Attributing this AE20 coin isn't too challenging - ΣINΩΠHΣ, Zeus and an eagle make it pretty easy. "Recueil General Monnais Greques D'Asie Mineur" has a variant of this coin as "Sinope 59" with an AE monogram, without symbol, one of 4 variants listed. Coryssa has 2 (of 61 coins for "paphlagonia sinope eagle") and ACSearch has 1 (of 131 coins found with "sinope zeus eagle") with this particular monogram, no symbol combination. Other varieties are easier to find.


This coin appears to be from fairly fresh dies and very fine or better. More importantly, the coin fit my current interest in the coins and politics of the Roman republic during the time of Sulla, as a coin from the reign and birth place of Mithridates, who battled with Sulla in the Mithridatic Wars. Machiavelli describes Rome's encounters with Mithridates as "her empire in Asia was for a moment shaken" in his "Art of War". Paphlagonia was one of the territories that Mithridates agreed to relinquish in his treaty with Sulla (see Plutarch Life of Sulla 22).

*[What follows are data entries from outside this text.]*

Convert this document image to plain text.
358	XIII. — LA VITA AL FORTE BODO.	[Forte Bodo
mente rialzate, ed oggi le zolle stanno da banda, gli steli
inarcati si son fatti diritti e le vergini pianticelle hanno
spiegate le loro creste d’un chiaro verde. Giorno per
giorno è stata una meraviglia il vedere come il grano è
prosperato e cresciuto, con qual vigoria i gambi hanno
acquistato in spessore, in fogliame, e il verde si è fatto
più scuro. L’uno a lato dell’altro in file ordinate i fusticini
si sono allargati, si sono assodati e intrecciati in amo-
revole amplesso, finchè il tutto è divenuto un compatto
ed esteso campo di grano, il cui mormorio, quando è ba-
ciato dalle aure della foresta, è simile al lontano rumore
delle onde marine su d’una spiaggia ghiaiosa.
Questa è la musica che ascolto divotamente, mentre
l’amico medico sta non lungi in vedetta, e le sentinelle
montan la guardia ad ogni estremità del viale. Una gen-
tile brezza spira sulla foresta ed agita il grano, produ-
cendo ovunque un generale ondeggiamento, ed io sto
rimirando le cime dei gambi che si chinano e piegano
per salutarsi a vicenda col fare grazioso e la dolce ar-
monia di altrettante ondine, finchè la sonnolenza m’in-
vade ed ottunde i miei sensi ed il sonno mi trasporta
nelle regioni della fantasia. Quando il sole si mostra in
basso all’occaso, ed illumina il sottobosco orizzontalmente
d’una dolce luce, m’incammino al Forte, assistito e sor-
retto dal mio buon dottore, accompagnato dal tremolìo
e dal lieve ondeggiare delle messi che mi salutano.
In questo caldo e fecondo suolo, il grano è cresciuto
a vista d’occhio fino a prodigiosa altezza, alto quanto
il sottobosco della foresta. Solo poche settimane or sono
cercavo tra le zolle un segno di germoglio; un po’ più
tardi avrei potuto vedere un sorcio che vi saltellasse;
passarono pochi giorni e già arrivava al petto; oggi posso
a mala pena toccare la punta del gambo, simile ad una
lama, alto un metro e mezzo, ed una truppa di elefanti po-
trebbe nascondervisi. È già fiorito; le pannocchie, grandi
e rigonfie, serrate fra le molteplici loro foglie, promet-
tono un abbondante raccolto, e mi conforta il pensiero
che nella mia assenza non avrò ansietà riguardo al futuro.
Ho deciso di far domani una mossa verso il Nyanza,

Paphlagonia, Sinope, under Mithradates VI of Pontus, Circa 85-65 BC, Æ

Size: 18.5mm, 7.97g

Obv: Laureate head of Zeus right

Rev: ΣINΩΠHΣ, Eagle standing left, head right, on thunderbolt; AE monogram to left

Ref: Rec.Gen. 59 AE monogram w/o symbol


There is an interesting article in History Today on the changing representation by and perspective of historians on Mithradates VI over the years, by Andrienne Mayor author of the Poison King.